Bio
Lisa Klakulak’s creativity was nurtured at a young age by her mother’s arts, good public-school art programs in the suburbs of Detroit, and classes at the local art association. With these foundational experiences as well as self-directed exploration in fabric dyeing, sewing, and off-loom bead weaving, Klakulak began her BFA studies in 1993 at the University of Colorado. During her college years, she exhibited sculptural beaded jewelry at local art cooperatives and independently pursued the study of natural dyes, graduating in 1997 from Colorado State with a BFA in Fiber Arts.
Klakulak relocated to Taos, NM in 1997 to work as the chief natural dyer for a fiber supplier and began selling her work at Fine Art and Craft Shows. International travels over the millenium intensified Klakulak’s textile focus, motivating her move to the southeast to study at Penland School of Craft and to accept an Artist-in-Residence position at The Appalachian Center for Craft, in Smithville, TN. While at ACC from 2002-2005, Klakulak extensively explored the medium of felt, educated children in middle Tennessee public schools through ACC’s Outreach Programs, began instructing adult workshops and acquired a K-12 Visual Arts certification.
Asheville, NC became the base of operations from 2006-2018 for Klakulak’s business, STRONGFELT, inc, encompassing the making of body adornment, vessels for holding and figurative sculpture as well as K-12 artist residencies and the instruction of workshops worldwide. An inspirational cycle had developed: traveling to teach, gaining new perspectives though travel, making new work that inspired others and being invited again to teach. In 2012, exhausted by such a pace, Klakulak added a studio to her house to allow for small group instruction without the need for travel.
An adventurer at heart, within four years Klakulak was hiking along Patagonian Glaciers, after teaching in Santiago, Chile.
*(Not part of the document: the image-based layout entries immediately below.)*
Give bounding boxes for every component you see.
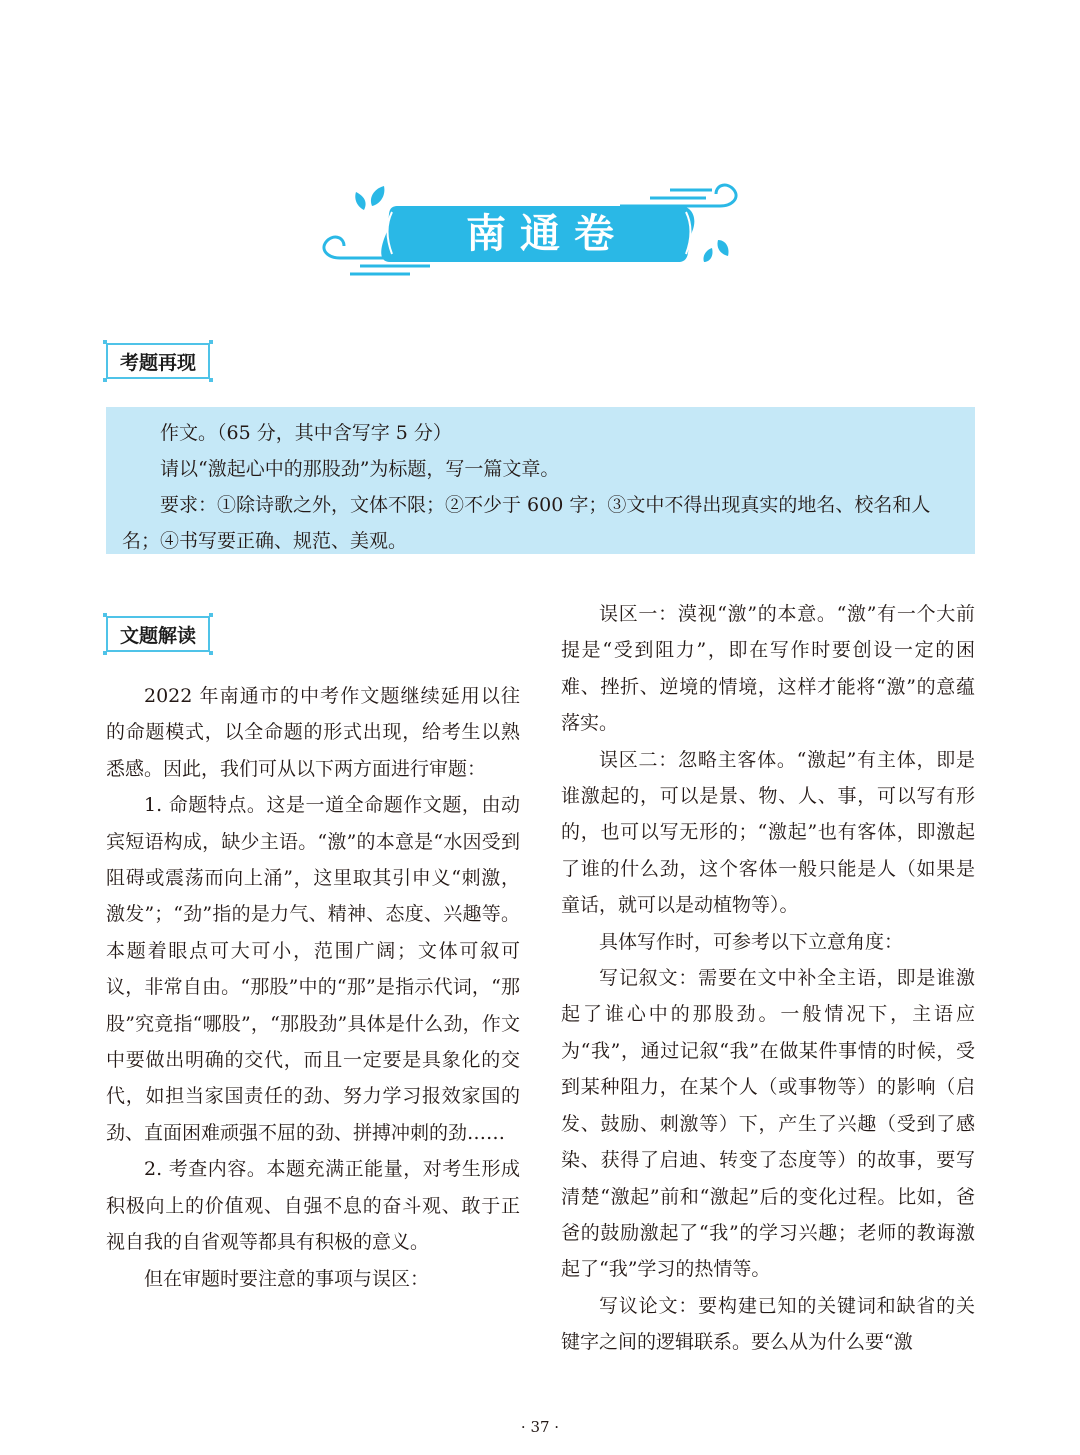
section-label-exam-text: 考题再现 (120, 351, 197, 374)
paragraph: 但在审题时要注意的事项与误区： (144, 1267, 430, 1290)
section-label-analysis-text: 文题解读 (120, 624, 197, 647)
prompt-line-2: 请以“激起心中的那股劲”为标题，写一篇文章。 (160, 458, 560, 480)
paragraph: 2022 年南通市的中考作文题继续延用以往的命题模式，以全命题的形式出现，给考生以熟悉感。因此，我们可从以下两方面进行审题： (106, 685, 520, 780)
paragraph: 具体写作时，可参考以下立意角度： (599, 930, 904, 953)
paragraph: 1. 命题特点。这是一道全命题作文题，由动宾短语构成，缺少主语。“激”的本意是“水因受到阻碍或震荡而向上涌”，这里取其引申义“刺激，激发”；“劲”指的是力气、精神、态度、兴趣等。本题着眼点可大可小，范围广阔；文体可叙可议，非常自由。“那股”中的“那”是指示代词，“那股”究竟指“哪股”，“那股劲”具体是什么劲，作文中要做出明确的交代，而且一定要是具象化的交代，如担当家国责任的劲、努力学习报效家国的劲、直面困难顽强不屈的劲、拼搏冲刺的劲…… (106, 794, 520, 1144)
page-title: 南通卷 (466, 211, 628, 257)
prompt-line-1: 作文。（65 分，其中含写字 5 分） (160, 422, 452, 444)
section-label-exam (106, 343, 210, 379)
right-column (561, 596, 975, 1361)
prompt-line-3: 要求：①除诗歌之外，文体不限；②不少于 600 字；③文中不得出现真实的地名、校名和人名；④书写要正确、规范、美观。 (122, 494, 931, 552)
paragraph: 写记叙文：需要在文中补全主语，即是谁激起了谁心中的那股劲。一般情况下，主语应为“我”，通过记叙“我”在做某件事情的时候，受到某种阻力，在某个人（或事物等）的影响（启发、鼓励、刺激等）下，产生了兴趣（受到了感染、获得了启迪、转变了态度等）的故事，要写清楚“激起”前和“激起”后的变化过程。比如，爸爸的鼓励激起了“我”的学习兴趣；老师的教诲激起了“我”学习的热情等。 (561, 967, 975, 1281)
paragraph: 误区二：忽略主客体。“激起”有主体，即是谁激起的，可以是景、物、人、事，可以写有形的，也可以写无形的；“激起”也有客体，即激起了谁的什么劲，这个客体一般只能是人（如果是童话，就可以是动植物等）。 (561, 748, 975, 917)
paragraph: 写议论文：要构建已知的关键词和缺省的关键字之间的逻辑联系。要么从为什么要“激 (561, 1294, 975, 1354)
page-number: · 37 · (520, 1418, 560, 1436)
left-column (106, 678, 520, 1297)
prompt-box (106, 407, 975, 554)
paragraph: 误区一：漠视“激”的本意。“激”有一个大前提是“受到阻力”，即在写作时要创设一定的困难、挫折、逆境的情境，这样才能将“激”的意蕴落实。 (561, 603, 975, 735)
section-label-analysis (106, 616, 210, 652)
paragraph: 2. 考查内容。本题充满正能量，对考生形成积极向上的价值观、自强不息的奋斗观、敢于正视自我的自省观等都具有积极的意义。 (106, 1158, 520, 1254)
title-banner (320, 178, 760, 288)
Klakulak recognized the glacial concept of porosity (the relation of space and mass) as familiar to the compaction of wool in the wet felting process and focused in on geologic changes as metaphors for ‘what is felt.” Additionally, research into the vast tidal changes (exposure and the cover up) experienced at this southern outpost resulted in learning that the Bay of Fundy located between Nova Scotia and New Brunswick in Canada has the most extreme swing of water on the planet. Inspired by big ideas and designated time to explore them while acquiring the paper needed to teach in postsecondary schools, Klakulak decided to pursue a Master of Fine Arts degree in Sculpture at the Nova Scotia College of Art & Design from 2018-2020.
Klakulak is currently making in Asheville, NC having added 10-week Online Courses to her creative activities.